А дед все не останавливался. Как изощренный мастер пыток, он подхватил повернутую набок голову наследника, приподнял ее и влил в приоткрытый рот несколько капель жгучего травяного отвара. Напиток жидким пламенем потек в глотку. Роэль задохнулся, закашлялся мучительно, на ресницы навернулись слезы, и он поднял руку, чтобы их утереть.

Стоп! Руку?!

Он сумел ее поднять?!

Роэль быстро утер слезы с ресниц. Сглотнул, морщась от боли в раздраженном горле. Открыл глаза, приподнял голову, недоверчиво уставился на старого мага.

Тот не спешил радоваться. Вместо того чтобы улыбнуться, дать понять, что все в порядке, дед схватил факел и со звериным оскалом начал приближать его к лицу Роэля.

Роэль попытался отодвинуться. Приподнялся на локтях, пополз от деда. Дед рыкнул и сделал резкий выпад факелом. Роэль не выдержал ― вскочил, отбежал на пару шагов. Старик снова бросился на него, угрожая огнем. Наследник зашипел и, сам того не сознавая, призвал заклятье темной воды, окутал им факел, задушил огонь магией и каркнул хрипло:

― Ты что творишь, безумец?!

Дед вдруг перестал скалиться. Отбросил в сторону погасший факел. Хлопнул в ладоши, отчего огненное кольцо опало и тоже погасло. Поднял с земли шерстяной плед, бросил его молодому дракону.

Роэль подхватил его, завернулся, прикрывая наготу.

― Ну и методы у тебя, дед! ― воскликнул все еще хриплым голосом. ― По-другому нельзя было помочь?

Воскликнул ― и тут же устыдился собственного порыва. Да он в ногах у старика валяться должен за помощь, а не ныть, как избалованный юнец!

Дед дернул уголком рта, отвернулся и пошел к себе в пещеру.

Роэль только теперь смог осмотреться и убедиться, что правильно угадал, и старый маг действительно живет в пещерах в глубине скал. Тех самых скал, мимо которых сотни раз пролетал наследник, даже не догадываясь, что однажды увидит их не с воздуха, а вот так ― стоя на земле босыми ногами, растерянно хлопая глазами и гадая: то ли обернуться сейчас же драконом и лететь прочь, то ли идти следом за стариком в пещеру.

Постоял. Подумал. Пошел за стариком ― извиняться за проявленную неблагодарность.

― Прости меня, почтенный, за неподобающие слова. ― Начал он, встретившись взглядом с немым, который сидел у очага и подкидывал в огонь полешки. ― Моя признательность безмерна! Скажи, чем я могу тебя вознаградить?

Немой махнул рукой: пустое. Не стоит разговоров. Потом указал на скамью, стоявшую вплотную к каменной стене, и почти закрытую от взоров высоким обеденным столом. Отказываться от этого приглашения Роэль не стал. Втиснулся между столом и стенкой, оперся локтями на лакированную столешницу.

― Хотел бы я знать, кто ты, ― произнес задумчиво, наблюдая за стариком, который закончил ворошить поленья в очаге и голой рукой прихватил за боковые ручки глиняный горшок, стоявший у огня.

4. Астрея. Смотрины

Когда мы с братьями вернулись домой, матушка не спала. Она сидела в закутке у печи, где теплее, пряла кудель и то и дело поглядывала на часомер. Матушка была лучшей пряхой и вязальщицей в поселке, и козий пух ей несли со всех домов, чтобы получить обратно уже готовые платки, шали, жилеты и прочие одежки, отплатив за труд кто шматом сала, кто десятком яиц, а кто и парой себерушек.
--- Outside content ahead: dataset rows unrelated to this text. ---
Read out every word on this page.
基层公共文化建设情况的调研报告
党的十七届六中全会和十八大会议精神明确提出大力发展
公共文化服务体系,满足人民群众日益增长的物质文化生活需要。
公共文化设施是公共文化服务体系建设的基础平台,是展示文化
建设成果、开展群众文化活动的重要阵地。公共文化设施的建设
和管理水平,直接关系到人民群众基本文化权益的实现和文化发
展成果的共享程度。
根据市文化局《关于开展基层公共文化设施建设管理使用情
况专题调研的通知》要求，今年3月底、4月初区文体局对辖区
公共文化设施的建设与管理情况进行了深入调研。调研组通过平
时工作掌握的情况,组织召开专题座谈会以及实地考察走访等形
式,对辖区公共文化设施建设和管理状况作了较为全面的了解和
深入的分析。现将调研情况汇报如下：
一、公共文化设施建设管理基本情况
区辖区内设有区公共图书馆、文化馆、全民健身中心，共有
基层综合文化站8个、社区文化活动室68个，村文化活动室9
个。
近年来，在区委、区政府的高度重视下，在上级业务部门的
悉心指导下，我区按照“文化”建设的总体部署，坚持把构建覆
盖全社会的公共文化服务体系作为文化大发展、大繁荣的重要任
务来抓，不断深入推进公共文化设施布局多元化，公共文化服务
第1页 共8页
По счастью, встревожиться настолько, чтобы слечь с головной или сердечной болью, мать не успела: привыкла, что из лесу мы частенько возвращались затемно, а то и вовсе ближе к полуночи. Вот и сегодня успели до того, как последняя песчинка из верхней колбы часомера вниз упала, хотя для этого последний парст пришлось почти бежать. Чего не сделаешь ради спокойствия в доме!

― Явились, неуемные? ― Мать отложила веретено, пошла собирать на стол. ― Вечерять будете?

― Мы у Немого перекусили, ― сдал всю троицу болтливый Байл.

― Опять к старому ходили! Я так и думала, ― матушка сокрушенно вздохнула. ― Что ж вы ему надоедаете? Ждете, когда совсем вас принимать откажется? И без того никого лишний раз видеть не желает, только для вас исключение и делает.

― Так это все из-за Рейки! ― кивнул в мою сторону Байл. ― Любит он ее, и магии учит! Ни разу принять не отказался!

Вот тоже новость сообщил. Мне стало смешно. Я даже водой поперхнулась, которую ковшиком из бочонка зачерпнула. После бега в горле пересохло, и пить хотелось неимоверно.

― А ты не завидуй, ― поддела братца. ― Каждому свой наставник.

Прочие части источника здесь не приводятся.